Nie trzeba żonglować nazwiskami. Chyba każdy, kto na grze w karty robi pieniądz przekraczający możliwości wyobraźni przeciętnego zjadacza chleba i dekoruje kolejne miesiące podróżami do jaskiń hazardu i malowniczych kurortów marzeń zdaje sobie sprawę z tego, że gdyby nie poker, byłoby zupełnie inaczej. To główne płody zasianego ziarna fascynacji. Ziarna podlewanego godzinami żmudnej edukacji, nawożonego wyniszczającymi rundami sesji, suszonego podmuchem pierwszych shipów. Na pohybel wegetacji – żniwa mogą przychodzić częściej, niż grubas do McDonald's. Choć przydarza się i klęska, nieraz bardzo żywiołowa. Ziarna kiełkują; zamiast kłosów – szeleszczące banknoty. Choćbyśmy nawet grali dla przyjemności, grzechem ich nie zerwać i nie docenić.

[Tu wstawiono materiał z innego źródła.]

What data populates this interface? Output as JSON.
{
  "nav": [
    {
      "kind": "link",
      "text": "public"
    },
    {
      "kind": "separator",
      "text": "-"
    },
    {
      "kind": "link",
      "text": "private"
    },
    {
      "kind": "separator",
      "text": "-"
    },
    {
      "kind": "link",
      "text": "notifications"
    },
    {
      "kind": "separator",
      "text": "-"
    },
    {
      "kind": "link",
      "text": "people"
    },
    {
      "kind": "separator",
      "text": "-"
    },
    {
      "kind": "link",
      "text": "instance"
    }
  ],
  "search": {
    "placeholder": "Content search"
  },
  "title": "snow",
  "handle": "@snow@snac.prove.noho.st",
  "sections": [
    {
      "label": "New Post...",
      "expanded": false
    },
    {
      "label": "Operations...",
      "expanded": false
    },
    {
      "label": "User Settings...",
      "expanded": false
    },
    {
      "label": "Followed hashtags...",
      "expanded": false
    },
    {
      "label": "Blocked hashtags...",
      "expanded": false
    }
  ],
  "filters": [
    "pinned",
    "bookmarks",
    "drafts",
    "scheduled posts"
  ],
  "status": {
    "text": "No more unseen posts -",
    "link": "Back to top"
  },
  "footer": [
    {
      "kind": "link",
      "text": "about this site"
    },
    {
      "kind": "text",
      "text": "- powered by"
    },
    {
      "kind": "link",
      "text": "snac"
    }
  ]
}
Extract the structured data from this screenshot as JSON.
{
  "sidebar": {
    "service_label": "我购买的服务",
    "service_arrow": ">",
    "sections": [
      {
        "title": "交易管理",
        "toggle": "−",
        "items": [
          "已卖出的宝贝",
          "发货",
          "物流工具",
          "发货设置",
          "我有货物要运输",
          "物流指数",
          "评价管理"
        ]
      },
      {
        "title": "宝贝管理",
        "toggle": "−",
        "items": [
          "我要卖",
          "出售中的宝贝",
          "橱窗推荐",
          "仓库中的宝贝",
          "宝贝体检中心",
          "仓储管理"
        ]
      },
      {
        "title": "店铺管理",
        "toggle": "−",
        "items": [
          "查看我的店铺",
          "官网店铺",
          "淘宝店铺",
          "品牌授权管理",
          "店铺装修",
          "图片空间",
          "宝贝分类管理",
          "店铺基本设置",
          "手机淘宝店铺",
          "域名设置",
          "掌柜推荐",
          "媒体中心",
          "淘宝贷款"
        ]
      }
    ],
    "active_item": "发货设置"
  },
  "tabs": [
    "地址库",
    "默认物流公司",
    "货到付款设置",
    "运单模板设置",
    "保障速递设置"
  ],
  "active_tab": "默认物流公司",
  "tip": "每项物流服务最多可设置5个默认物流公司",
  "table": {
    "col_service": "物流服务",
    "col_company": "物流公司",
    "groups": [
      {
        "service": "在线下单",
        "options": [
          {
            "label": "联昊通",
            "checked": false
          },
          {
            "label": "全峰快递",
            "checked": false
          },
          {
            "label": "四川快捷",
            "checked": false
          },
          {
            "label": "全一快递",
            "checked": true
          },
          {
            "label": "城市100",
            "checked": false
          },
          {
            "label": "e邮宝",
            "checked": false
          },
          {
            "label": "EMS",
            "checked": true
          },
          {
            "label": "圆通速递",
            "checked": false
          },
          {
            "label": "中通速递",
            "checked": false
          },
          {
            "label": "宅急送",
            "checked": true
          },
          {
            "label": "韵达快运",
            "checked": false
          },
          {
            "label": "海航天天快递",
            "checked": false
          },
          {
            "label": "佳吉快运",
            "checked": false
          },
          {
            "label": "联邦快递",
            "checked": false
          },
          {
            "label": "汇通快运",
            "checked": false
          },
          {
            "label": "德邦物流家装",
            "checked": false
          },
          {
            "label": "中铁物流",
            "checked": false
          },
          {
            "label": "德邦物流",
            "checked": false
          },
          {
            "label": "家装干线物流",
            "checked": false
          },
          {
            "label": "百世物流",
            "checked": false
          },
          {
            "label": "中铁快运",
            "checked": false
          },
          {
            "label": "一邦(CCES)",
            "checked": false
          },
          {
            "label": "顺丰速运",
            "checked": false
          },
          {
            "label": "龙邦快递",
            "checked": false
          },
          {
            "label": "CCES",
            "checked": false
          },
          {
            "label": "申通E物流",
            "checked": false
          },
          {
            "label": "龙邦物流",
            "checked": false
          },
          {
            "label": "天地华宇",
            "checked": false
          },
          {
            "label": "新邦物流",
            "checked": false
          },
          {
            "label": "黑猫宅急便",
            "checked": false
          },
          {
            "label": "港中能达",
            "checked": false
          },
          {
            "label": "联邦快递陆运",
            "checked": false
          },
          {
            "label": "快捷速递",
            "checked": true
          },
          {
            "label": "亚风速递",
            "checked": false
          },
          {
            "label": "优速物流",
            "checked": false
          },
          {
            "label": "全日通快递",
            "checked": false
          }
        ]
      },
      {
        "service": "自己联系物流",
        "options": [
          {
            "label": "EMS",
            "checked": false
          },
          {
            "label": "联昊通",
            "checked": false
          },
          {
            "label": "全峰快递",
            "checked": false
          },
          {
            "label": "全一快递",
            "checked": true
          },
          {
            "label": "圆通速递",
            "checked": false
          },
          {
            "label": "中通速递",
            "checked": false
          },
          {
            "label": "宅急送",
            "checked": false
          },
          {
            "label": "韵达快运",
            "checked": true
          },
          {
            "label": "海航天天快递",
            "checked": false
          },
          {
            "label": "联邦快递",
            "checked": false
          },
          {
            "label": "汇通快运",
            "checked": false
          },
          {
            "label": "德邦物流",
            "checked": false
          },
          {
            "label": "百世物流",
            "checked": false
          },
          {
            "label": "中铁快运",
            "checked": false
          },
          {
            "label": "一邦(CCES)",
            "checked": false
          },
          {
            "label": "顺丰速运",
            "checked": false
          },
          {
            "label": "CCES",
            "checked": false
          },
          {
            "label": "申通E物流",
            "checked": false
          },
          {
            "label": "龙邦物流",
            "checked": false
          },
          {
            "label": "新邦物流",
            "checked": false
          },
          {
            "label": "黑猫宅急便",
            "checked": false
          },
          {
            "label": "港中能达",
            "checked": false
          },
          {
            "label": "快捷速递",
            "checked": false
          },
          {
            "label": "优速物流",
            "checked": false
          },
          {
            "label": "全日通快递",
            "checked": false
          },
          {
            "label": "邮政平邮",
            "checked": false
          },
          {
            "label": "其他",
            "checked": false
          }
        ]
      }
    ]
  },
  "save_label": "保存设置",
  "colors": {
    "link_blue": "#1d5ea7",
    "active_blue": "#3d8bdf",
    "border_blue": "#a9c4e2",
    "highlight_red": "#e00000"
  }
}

Pośród tych bezkresnych niemal połaci karcianych plonów dojrzewają także owoce, którymi nie opłacisz lotu do Vegas i nie pokryjesz pobytu w Radissonie. Możesz nawet nie zdawać sobie z nich sprawy. Możesz nie zauważać ewolucyjnych zmian, jakich dokonują one w twoim życiu. Wszak schowanych w meandrach umysłu zdolności i mocy nie sposób mierzyć wielkością shipu. Te jednak dokonują się niekiedy niezależnie od nas, korzyści płynące z gry w pokera windując wysoko ponad kolor pieniędzy.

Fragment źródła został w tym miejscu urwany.